Mohon tunggu...
KOMENTAR
Puisi

Klandestin yang Terlupakan

19 September 2024   12:08 Diperbarui: 19 September 2024   12:10 55 0
Aku bukan ilalang yang tumbuh di dataran kering. Setiap derap kaki dapat menginjak tanpa beban. Juga bisa menebas habis. Lalu menumpuk di sudut ladang. Kerat matahari  meradang kerling. Seiring percikan api melumat habis menjadi abu.

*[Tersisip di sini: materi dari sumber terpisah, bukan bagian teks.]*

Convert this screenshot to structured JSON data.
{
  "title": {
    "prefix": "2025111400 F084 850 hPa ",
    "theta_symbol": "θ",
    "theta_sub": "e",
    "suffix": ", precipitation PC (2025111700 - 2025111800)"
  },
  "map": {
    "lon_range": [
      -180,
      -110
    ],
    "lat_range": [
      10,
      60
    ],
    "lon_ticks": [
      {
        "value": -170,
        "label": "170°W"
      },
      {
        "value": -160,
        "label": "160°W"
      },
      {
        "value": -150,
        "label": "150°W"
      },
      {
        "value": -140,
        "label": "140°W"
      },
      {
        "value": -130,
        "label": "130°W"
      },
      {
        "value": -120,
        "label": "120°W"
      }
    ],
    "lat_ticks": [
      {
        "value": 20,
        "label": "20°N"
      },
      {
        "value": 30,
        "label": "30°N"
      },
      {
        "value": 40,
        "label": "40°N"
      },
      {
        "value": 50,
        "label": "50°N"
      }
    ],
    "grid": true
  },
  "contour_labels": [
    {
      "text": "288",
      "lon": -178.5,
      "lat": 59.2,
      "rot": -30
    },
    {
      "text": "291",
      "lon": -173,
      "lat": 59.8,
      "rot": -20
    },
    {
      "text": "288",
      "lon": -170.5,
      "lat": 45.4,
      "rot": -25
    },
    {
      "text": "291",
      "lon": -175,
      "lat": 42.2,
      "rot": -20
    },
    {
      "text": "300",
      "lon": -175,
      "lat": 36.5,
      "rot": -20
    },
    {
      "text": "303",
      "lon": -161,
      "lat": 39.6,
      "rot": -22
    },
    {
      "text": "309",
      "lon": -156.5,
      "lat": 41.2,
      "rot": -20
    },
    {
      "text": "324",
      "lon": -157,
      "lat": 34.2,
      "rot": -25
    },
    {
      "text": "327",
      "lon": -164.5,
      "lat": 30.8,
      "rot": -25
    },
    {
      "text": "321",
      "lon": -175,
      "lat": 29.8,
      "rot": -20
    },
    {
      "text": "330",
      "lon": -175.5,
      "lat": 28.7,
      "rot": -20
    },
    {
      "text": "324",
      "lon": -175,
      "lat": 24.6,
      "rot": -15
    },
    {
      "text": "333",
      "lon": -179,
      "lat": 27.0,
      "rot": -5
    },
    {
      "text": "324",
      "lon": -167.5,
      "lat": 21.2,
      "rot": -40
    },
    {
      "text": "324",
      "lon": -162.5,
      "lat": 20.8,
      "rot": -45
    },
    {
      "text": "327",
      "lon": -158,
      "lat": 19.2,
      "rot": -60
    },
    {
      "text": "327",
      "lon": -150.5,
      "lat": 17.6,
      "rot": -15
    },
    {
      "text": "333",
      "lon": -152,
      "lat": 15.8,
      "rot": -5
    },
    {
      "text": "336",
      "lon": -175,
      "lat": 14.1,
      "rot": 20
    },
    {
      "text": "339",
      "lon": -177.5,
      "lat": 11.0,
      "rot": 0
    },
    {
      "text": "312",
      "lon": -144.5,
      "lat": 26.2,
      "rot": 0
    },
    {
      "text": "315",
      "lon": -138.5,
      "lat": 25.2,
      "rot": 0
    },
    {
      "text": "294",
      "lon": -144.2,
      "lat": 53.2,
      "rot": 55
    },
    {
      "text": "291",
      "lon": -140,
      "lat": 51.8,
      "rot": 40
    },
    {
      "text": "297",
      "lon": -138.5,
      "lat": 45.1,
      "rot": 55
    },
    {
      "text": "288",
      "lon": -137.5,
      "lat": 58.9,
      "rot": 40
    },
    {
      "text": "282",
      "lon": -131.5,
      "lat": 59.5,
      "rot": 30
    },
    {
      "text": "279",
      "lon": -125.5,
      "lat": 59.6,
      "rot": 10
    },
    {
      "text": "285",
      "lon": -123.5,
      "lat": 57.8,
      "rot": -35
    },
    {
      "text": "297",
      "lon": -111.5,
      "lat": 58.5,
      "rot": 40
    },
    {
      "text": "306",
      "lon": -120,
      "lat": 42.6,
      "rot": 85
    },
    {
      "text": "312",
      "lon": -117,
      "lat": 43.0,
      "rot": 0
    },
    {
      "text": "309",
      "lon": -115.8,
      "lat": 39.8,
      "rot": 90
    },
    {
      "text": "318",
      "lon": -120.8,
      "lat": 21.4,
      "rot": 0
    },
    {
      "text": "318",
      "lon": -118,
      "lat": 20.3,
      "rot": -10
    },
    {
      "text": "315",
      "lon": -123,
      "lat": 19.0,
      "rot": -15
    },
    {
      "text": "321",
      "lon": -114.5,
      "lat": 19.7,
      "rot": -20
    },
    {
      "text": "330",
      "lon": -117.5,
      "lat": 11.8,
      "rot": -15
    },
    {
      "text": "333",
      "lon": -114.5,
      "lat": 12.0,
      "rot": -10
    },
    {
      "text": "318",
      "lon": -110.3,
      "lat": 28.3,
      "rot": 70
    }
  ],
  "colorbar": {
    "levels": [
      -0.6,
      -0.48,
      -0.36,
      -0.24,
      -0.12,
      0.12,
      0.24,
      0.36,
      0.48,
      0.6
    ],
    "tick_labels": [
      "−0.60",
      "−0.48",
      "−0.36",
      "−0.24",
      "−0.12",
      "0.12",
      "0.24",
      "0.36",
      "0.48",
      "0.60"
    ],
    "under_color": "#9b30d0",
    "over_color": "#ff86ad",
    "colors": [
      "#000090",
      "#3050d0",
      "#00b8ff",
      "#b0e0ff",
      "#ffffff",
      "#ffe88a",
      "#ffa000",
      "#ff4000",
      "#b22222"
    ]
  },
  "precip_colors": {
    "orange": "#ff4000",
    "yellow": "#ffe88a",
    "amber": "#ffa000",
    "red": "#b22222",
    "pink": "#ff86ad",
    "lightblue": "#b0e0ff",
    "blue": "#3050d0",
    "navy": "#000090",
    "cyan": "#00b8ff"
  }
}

Aku juga bukan ritme melodi malam yang syahdu. Lembut menghampiri rona wajah gelisah. Asah binar jiwa-jiwa yang resah. Melepuh radang pada bebal tangis zaman. Perjamuan akhir malam pun pupus. Turus menunggak mimpi meninggalkan aku dalam sepi.

Sekiranya boleh aku seperti matahari. Binar cerah dan menyuburkan setiap ruas pohon bergetah. Setiap lambaian tangan rantingnya segarkan aroma udara. Hingga aku menjadi pameo tetua. Meski bukan keluarga bersaudara masih juga kerabat se-udara.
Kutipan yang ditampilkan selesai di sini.